In his new film, My Blueberry Nights, that romantic feeling is unloosed upon the audience. It however begins to wear after awhile before coming back to a redeeming final few minutes of sumptuous filmmaking.
I love Wong Kar-Wai as a filmmaker. The way he frames his subjects really accentuates their places in the world. There’s a moment in Kar-Wai’s meditation on a homosexual relationship Happy Together in which Tony Leung’s character is being snubbed by his former lover and the camera catches only a portion of his face – and it’s heartbreaking. His In the Mood for Love is filled to the brim with such beautifully shot moments. The abstract slow motion lulls us into the constant sadness that controls their lives. They live in the same moments over and over again…waiting for something to change.
In Nights the characters’ inhabit a different kind of world, one that seems to want to move past them, while they sit uncertain where to go or what to do. One character watches security camera footage to relive moments over and over again or to glimpse the things that he misses, things that happen right in front of him.
The camera captures faces with grainy slow motion effects that make the character’s feel like they’re stuck while the camera moves over them, and a train rushes by in the background. Most of the time in film a character is framed so that there is space in front of them when they are looking off camera, here these lovelorn characters’ faces are flush with the wall of the frame and all the space is behind their head. They have no future only past – boxed in to the moment. It’s a lush, busy world. It’s fitting for New York City, where our story begins.
Elizabeth played by Norah Jones has been traumatized into this uncertain world by a relationship gone bad. She wants to hold onto it in any way she can. She visits the cafe that cleverly has a lot to do with said relationship where she befriends a similarly lonely figure, Jeremy as played by Jude Law. The heart of Nights lies here, in this cafe. If the whole movie had taken place in this location, between these two characters – it would have been brilliant. The movie is worth seeing just for their interplay (incredible foreplay if you bring a date). It reminds me of the playfulllness of the second half of Chungking Express. But Elizabeth has other things in mind, cross country odyssey to rediscover who she is beyond the relationship that’s defined her up until now.

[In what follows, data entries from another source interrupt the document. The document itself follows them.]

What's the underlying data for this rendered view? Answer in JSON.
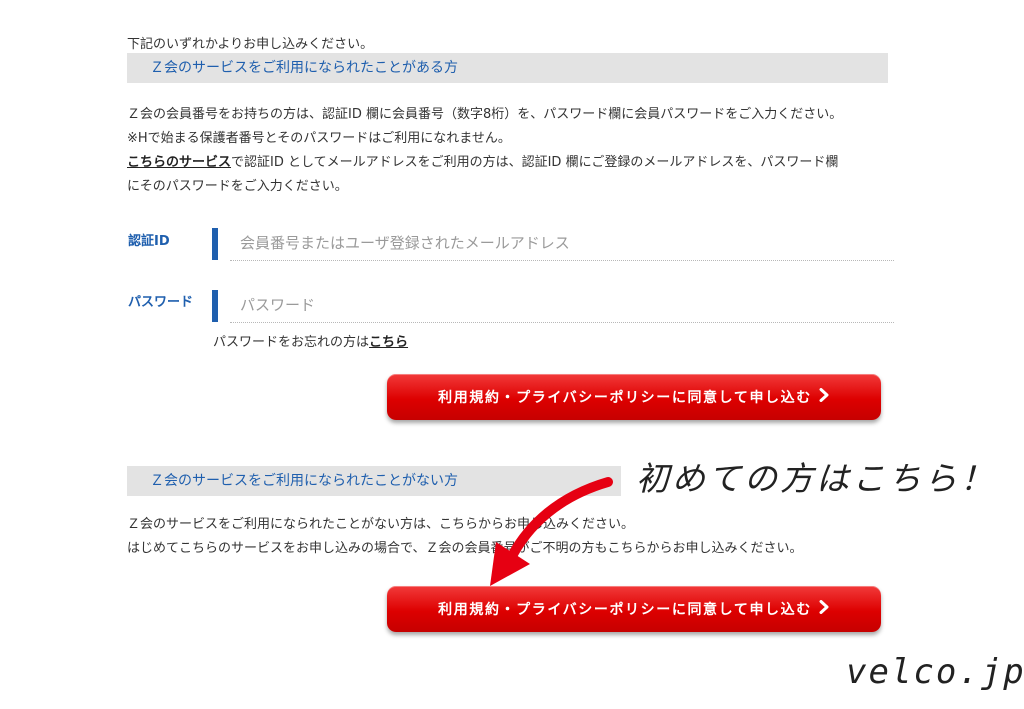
{
  "intro": "下記のいずれかよりお申し込みください。",
  "section1": {
    "title": "Ｚ会のサービスをご利用になられたことがある方",
    "line1": "Ｚ会の会員番号をお持ちの方は、認証ID 欄に会員番号（数字8桁）を、パスワード欄に会員パスワードをご入力ください。",
    "line2": "※Hで始まる保護者番号とそのパスワードはご利用になれません。",
    "line3_link": "こちらのサービス",
    "line3_rest": "で認証ID としてメールアドレスをご利用の方は、認証ID 欄にご登録のメールアドレスを、パスワード欄",
    "line4": "にそのパスワードをご入力ください。"
  },
  "form": {
    "id_label": "認証ID",
    "id_placeholder": "会員番号またはユーザ登録されたメールアドレス",
    "pw_label": "パスワード",
    "pw_placeholder": "パスワード",
    "forgot_text": "パスワードをお忘れの方は",
    "forgot_link": "こちら"
  },
  "agree_button_label": "利用規約・プライバシーポリシーに同意して申し込む",
  "section2": {
    "title": "Ｚ会のサービスをご利用になられたことがない方",
    "line1": "Ｚ会のサービスをご利用になられたことがない方は、こちらからお申し込みください。",
    "line2": "はじめてこちらのサービスをお申し込みの場合で、Ｚ会の会員番号がご不明の方もこちらからお申し込みください。"
  },
  "annotation": "初めての方はこちら！",
  "watermark": "velco.jp",
  "icons": {
    "button_chevron": "chevron-right-icon",
    "annotation_arrow": "curved-arrow-icon"
  },
  "colors": {
    "accent_blue": "#1f5fae",
    "button_red": "#dd0000",
    "section_bg": "#e3e3e3"
  }
}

Unfortunately on her way to find herself Kar-Wai loses the focus of the film. It could be due to a few things. At times the themes are indulged to the point of banality. Each character is defined by their relationship with another person, but because each section of the film is approached with the same loftiness you never get a second to breath and enjoy. There are no platitudes throughout the middle of the film so the edge dulls. Which means the relationships never quite meet the passion or enjoyment of the first relationship in the film. Jude Law is absolutely superb. Everything else pales in comparison.

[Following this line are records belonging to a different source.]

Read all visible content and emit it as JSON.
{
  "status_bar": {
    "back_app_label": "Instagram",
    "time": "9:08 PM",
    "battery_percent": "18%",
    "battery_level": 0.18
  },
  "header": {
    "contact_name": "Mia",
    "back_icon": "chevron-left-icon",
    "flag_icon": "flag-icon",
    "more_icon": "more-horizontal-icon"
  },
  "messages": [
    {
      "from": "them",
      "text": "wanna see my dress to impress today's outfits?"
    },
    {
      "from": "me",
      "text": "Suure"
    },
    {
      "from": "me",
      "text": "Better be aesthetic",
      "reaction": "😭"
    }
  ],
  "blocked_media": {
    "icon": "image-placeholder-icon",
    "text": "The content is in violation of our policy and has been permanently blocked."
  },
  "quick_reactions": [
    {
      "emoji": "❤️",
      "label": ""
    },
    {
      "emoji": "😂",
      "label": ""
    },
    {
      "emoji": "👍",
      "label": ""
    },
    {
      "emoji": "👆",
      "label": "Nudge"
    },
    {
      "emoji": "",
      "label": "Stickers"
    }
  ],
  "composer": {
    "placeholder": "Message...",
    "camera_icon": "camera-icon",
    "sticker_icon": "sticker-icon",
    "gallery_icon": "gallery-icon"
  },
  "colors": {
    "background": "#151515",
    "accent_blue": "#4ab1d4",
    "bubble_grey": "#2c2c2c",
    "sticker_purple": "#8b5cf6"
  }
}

David Strathairn, Rachel Weisz and Natalie Portman each jump directly into the deep end committing completely and believably to each character
And then there’s Ms. Norah Jones. At times her unassuming, nonjudgmental, naive eyes work for the character, whereas other times it seems that she doesn’t know how to convey emotions in a way that tells the character’s story and just can’t call upon the depth she needs as a first time actress to make us believe in her journey. We’re left with dialogue that tells us she’s been through a change, but we never quite see the change. Though it is nice to hear her breathy voice grace the soundtrack of the film.
There are also moments in which the editing avoids a reaction shot that might be necessary to help show her change. It could have come down to avoiding shots because the performance just wasn’t there. To cut away and show nothing also doesn’t help. Or it could have been a stylistic approach. In which case, it still doesn’t help.

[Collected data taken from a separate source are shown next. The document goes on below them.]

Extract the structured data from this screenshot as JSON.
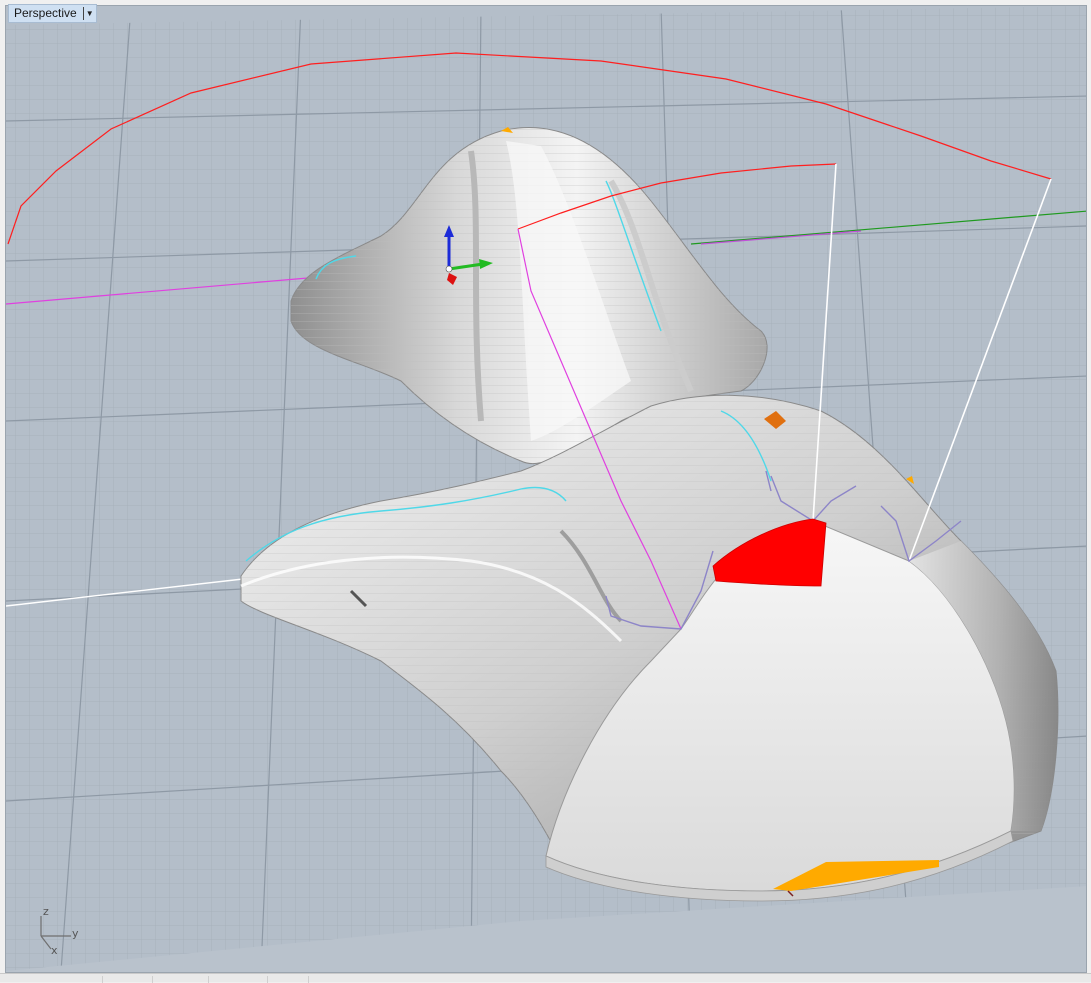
{
  "viewport": {
    "title": "Perspective",
    "dropdown_icon": "triangle-down-icon"
  },
  "axis_widget": {
    "z": "z",
    "y": "y",
    "x": "x"
  },
  "colors": {
    "grid_background": "#b4bec9",
    "grid_minor": "#a7b1bc",
    "grid_major": "#8e99a5",
    "surface": "#e9e9e9",
    "surface_shadow": "#9a9a9a",
    "curve_red": "#ff1f1f",
    "curve_magenta": "#e040e0",
    "curve_green": "#1f9a1f",
    "curve_cyan": "#4fd8e8",
    "curve_white": "#ffffff",
    "gumball_blue": "#1c2bd8",
    "gumball_green": "#22bb22",
    "gumball_red": "#dd1111",
    "highlight_red": "#ff0000",
    "highlight_orange": "#ffaa00",
    "marker_orange": "#e07010",
    "control_purple": "#8d85c8"
  }
}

While that stylistic approach captures NYC beautifully (as it always does Hong Kong) it doesn’t translate as well to some of the other locales Elizabeth visits. It hurts the film by drawing us out of the action, and by the time we end up in a place where the style fits again we’re so tired of the constantly repeating theme, it doesn’t matter how hard the supporting actors try we just don’t care about the extraneous situations as much. I think Kar Wai’s instinct to only tell two stories in his Chungking Express might have helped here.
And when we witness the absolutely romantic end, with a moment that goes into the romance record books, I wish his instinct had been to share only one of the stories with us or if nothing else, one of the locales.